The site consists of 76 buildings located on 183 acres on the hills of the University of California, Berkeley campus. Altogether, it has some 4,000 employees, of which about 800 are students. Each year, the Lab also hosts more than 2,000 participating guests.

The Laboratory includes 15 divisions that are organized within the areas of Computing Sciences, Energy Sciences, Biosciences, General Sciences, and Resources and Operations. Many research projects are staffed and supported by multiple divisions, with computational and engineering integrated across the biosciences, general sciences and energy sciences.

Ernest Orlando Lawrence founded this Lab, the oldest of the national laboratories, in 1931. It was moved to its present site in 1940. Initially deriving the money for its cyclotron construction and use from philanthropy (often with the hopes of developing new forms of chemotherapy using radioisotopes), Lawrence courted government as his sponsor in the early years of the Manhattan Project, the American effort to produce the first atomic bomb during World War II, and along with the MIT Radiation Laboratory (which helped to develop radar), ushered in the era of "Big Science." Using the newly created 184" Cyclotron as a mass spectrometer, Lawrence and his colleagues (including Berkeley physicist Robert Oppenheimer, who often worked with the researchers at the lab]]) developed the principle behind the electromagnetic enrichment of uranium, which was put to use at the massive Y-12 facility in Oak Ridge, Tennessee and contributed some of the precious material used for the bomb which was dropped on Hiroshima, Japan. After the war, Lawrence sought to maintain strong government and military ties at his lab, but in the early 1950s set out that the lab's purpose would be primarily non-classified research, with classified weapon research taking place at Los Alamos National Laboratory (established during the war) and the new Lawrence Livermore National Laboratory, established by Lawrence and Edward Teller from what was originally a splinter from the original Radiation Laboratory.

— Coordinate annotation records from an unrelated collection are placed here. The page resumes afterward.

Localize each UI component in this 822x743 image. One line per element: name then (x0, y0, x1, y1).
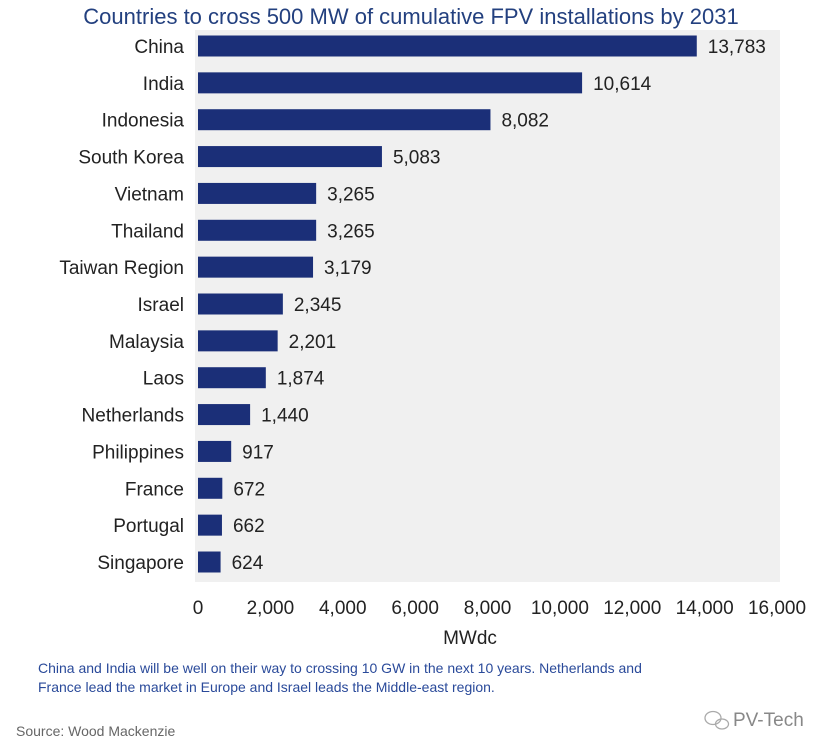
bar (198, 551, 221, 573)
value-label: 2,201 (289, 332, 337, 353)
value-label: 1,440 (261, 406, 309, 427)
x-tick-label: 8,000 (464, 598, 512, 619)
category-label: South Korea (78, 148, 184, 169)
bar (198, 330, 278, 352)
source-note: Source: Wood Mackenzie (16, 723, 175, 739)
value-label: 624 (232, 553, 264, 574)
bar (198, 367, 266, 389)
category-label: India (143, 74, 185, 95)
x-tick-label: 4,000 (319, 598, 367, 619)
category-label: Philippines (92, 442, 184, 463)
value-label: 662 (233, 516, 265, 537)
category-label: Portugal (113, 516, 184, 537)
x-axis-label: MWdc (443, 628, 497, 649)
value-label: 1,874 (277, 369, 325, 390)
bar (198, 477, 223, 499)
value-label: 3,265 (327, 221, 375, 242)
watermark-text: PV-Tech (733, 710, 804, 731)
caption-line-2: France lead the market in Europe and Isr… (38, 679, 495, 695)
bar (198, 440, 232, 462)
category-label: Israel (138, 295, 184, 316)
category-label: Taiwan Region (59, 258, 184, 279)
value-label: 917 (242, 442, 274, 463)
bar (198, 109, 491, 131)
x-tick-label: 0 (193, 598, 204, 619)
bar (198, 72, 583, 94)
chart-title: Countries to cross 500 MW of cumulative … (83, 4, 738, 29)
bar (198, 514, 222, 536)
x-tick-label: 14,000 (676, 598, 734, 619)
category-label: Singapore (97, 553, 184, 574)
value-label: 13,783 (708, 37, 766, 58)
watermark: PV-Tech (704, 710, 804, 731)
category-label: France (125, 479, 184, 500)
wechat-icon (704, 710, 730, 730)
value-label: 5,083 (393, 148, 441, 169)
value-label: 3,179 (324, 258, 372, 279)
bar (198, 256, 314, 278)
value-label: 3,265 (327, 184, 375, 205)
bar (198, 182, 317, 204)
bar (198, 219, 317, 241)
category-label: Netherlands (82, 406, 184, 427)
x-tick-label: 10,000 (531, 598, 589, 619)
bar (198, 404, 251, 426)
x-tick-label: 12,000 (603, 598, 661, 619)
bar (198, 146, 382, 168)
bar (198, 293, 283, 315)
caption-line-1: China and India will be well on their wa… (38, 660, 642, 676)
x-tick-label: 2,000 (247, 598, 295, 619)
category-label: China (134, 37, 184, 58)
bar (198, 35, 697, 57)
category-label: Thailand (111, 221, 184, 242)
value-label: 8,082 (501, 111, 549, 132)
value-label: 672 (233, 479, 265, 500)
category-label: Vietnam (115, 184, 184, 205)
value-label: 2,345 (294, 295, 342, 316)
x-tick-label: 6,000 (391, 598, 439, 619)
category-label: Indonesia (102, 111, 185, 132)
category-label: Laos (143, 369, 184, 390)
category-label: Malaysia (109, 332, 184, 353)
x-tick-label: 16,000 (748, 598, 806, 619)
value-label: 10,614 (593, 74, 652, 95)
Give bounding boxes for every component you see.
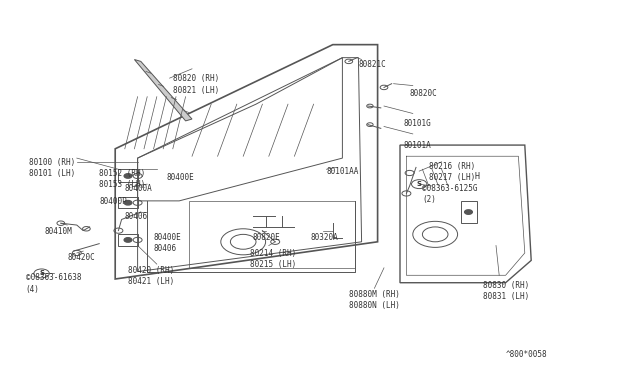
Text: 80420C: 80420C bbox=[67, 253, 95, 262]
Text: 80100 (RH)
80101 (LH): 80100 (RH) 80101 (LH) bbox=[29, 158, 75, 178]
Text: 80400P: 80400P bbox=[99, 197, 127, 206]
Circle shape bbox=[124, 174, 132, 178]
Text: S: S bbox=[39, 270, 44, 276]
Text: 80820C: 80820C bbox=[410, 89, 437, 98]
Text: H: H bbox=[475, 172, 480, 181]
Text: ^800*0058: ^800*0058 bbox=[506, 350, 547, 359]
Text: 80410M: 80410M bbox=[45, 227, 72, 236]
Text: 80821C: 80821C bbox=[358, 60, 386, 68]
Text: 80400E: 80400E bbox=[166, 173, 194, 182]
Text: S: S bbox=[417, 181, 422, 187]
Text: 80101AA: 80101AA bbox=[326, 167, 359, 176]
Text: 80880M (RH)
80880N (LH): 80880M (RH) 80880N (LH) bbox=[349, 290, 399, 310]
Text: 80830 (RH)
80831 (LH): 80830 (RH) 80831 (LH) bbox=[483, 281, 529, 301]
Polygon shape bbox=[134, 60, 192, 121]
Text: ©08363-6125G
(2): ©08363-6125G (2) bbox=[422, 184, 478, 204]
Text: 80152 (RH)
80153 (LH): 80152 (RH) 80153 (LH) bbox=[99, 169, 145, 189]
Circle shape bbox=[465, 210, 472, 214]
Text: 80214 (RH)
80215 (LH): 80214 (RH) 80215 (LH) bbox=[250, 249, 296, 269]
Text: 80820E: 80820E bbox=[253, 232, 280, 241]
Text: ©08363-61638
(4): ©08363-61638 (4) bbox=[26, 273, 81, 294]
Text: 80320A: 80320A bbox=[310, 232, 338, 241]
Circle shape bbox=[124, 238, 132, 242]
Circle shape bbox=[124, 201, 132, 205]
Text: 80101G: 80101G bbox=[403, 119, 431, 128]
Text: 80216 (RH)
80217 (LH): 80216 (RH) 80217 (LH) bbox=[429, 162, 475, 182]
Text: 80406: 80406 bbox=[125, 212, 148, 221]
Text: 80101A: 80101A bbox=[403, 141, 431, 150]
Text: 80400E
80406: 80400E 80406 bbox=[154, 232, 181, 253]
Text: 80420 (RH)
80421 (LH): 80420 (RH) 80421 (LH) bbox=[128, 266, 174, 286]
Text: 80820 (RH)
80821 (LH): 80820 (RH) 80821 (LH) bbox=[173, 74, 219, 94]
Text: 80400A: 80400A bbox=[125, 184, 152, 193]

Notable scientific accomplishments at the Lab since World War II include the observation of the antiproton and the discovery of several transuranic elements.

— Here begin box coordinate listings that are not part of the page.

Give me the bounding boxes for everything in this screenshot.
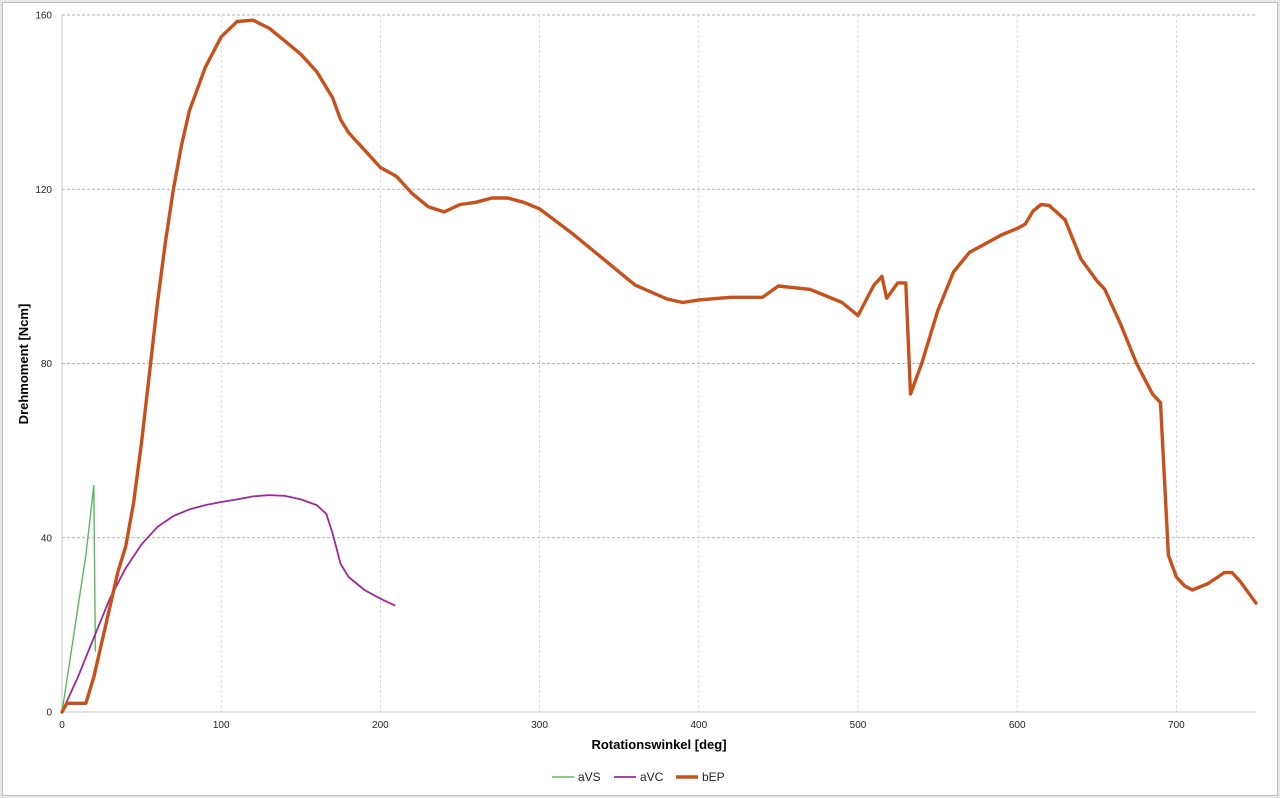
series-line-bep <box>60 18 1258 714</box>
grid-lines <box>62 14 1256 712</box>
y-tick-label: 120 <box>35 185 52 196</box>
y-tick-label: 160 <box>35 11 52 22</box>
x-tick-label: 600 <box>1009 720 1026 731</box>
x-axis-title: Rotationswinkel [deg] <box>591 737 726 752</box>
tick-labels: 0 40 80 120 160 0 100 200 300 400 500 600 700 <box>35 11 1185 732</box>
legend-label-bep: bEP <box>702 770 725 784</box>
x-tick-label: 400 <box>690 720 707 731</box>
x-tick-label: 500 <box>850 720 867 731</box>
y-tick-label: 80 <box>41 359 53 370</box>
series-line-avc <box>61 494 396 713</box>
x-tick-label: 300 <box>531 720 548 731</box>
x-tick-label: 100 <box>213 720 230 731</box>
legend: aVS aVC bEP <box>552 770 725 784</box>
axes <box>61 15 1256 713</box>
y-tick-label: 0 <box>46 708 52 719</box>
x-tick-label: 0 <box>59 720 65 731</box>
y-axis-title: Drehmoment [Ncm] <box>16 304 31 425</box>
series-line-avs <box>61 484 97 713</box>
x-tick-label: 200 <box>372 720 389 731</box>
x-tick-label: 700 <box>1168 720 1185 731</box>
legend-label-avs: aVS <box>578 770 601 784</box>
legend-label-avc: aVC <box>640 770 664 784</box>
y-tick-label: 40 <box>41 533 53 544</box>
series-lines <box>60 18 1258 714</box>
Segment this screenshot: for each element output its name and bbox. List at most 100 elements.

Since its inception, nine researchers at this Lab (Ernest Lawrence, Glenn T. Seaborg, Edwin M. McMillan, Owen Chamberlain, Emilio G. Segrè, Donald A. Glaser, Melvin Calvin, Luis W. Alvarez, and Yuan T. Lee) have been awarded the Nobel Prize.

Elements discovered by laboratory physicists include Astatine, Neptunium, Plutonium, Curium, Americium, Berkelium*, Californium*, Einsteinium, Fermium, Mendelevium, Nobelium, Lawrencium*, Dubnium, and Seaborgium*. Those elements listed with asterisks (*) are named after the laboratory or some of its principle scientists. The element Technetium was discovered after Ernest Lawrence gave Emilio Segrè a molybdenum strip from the LBL cyclotron.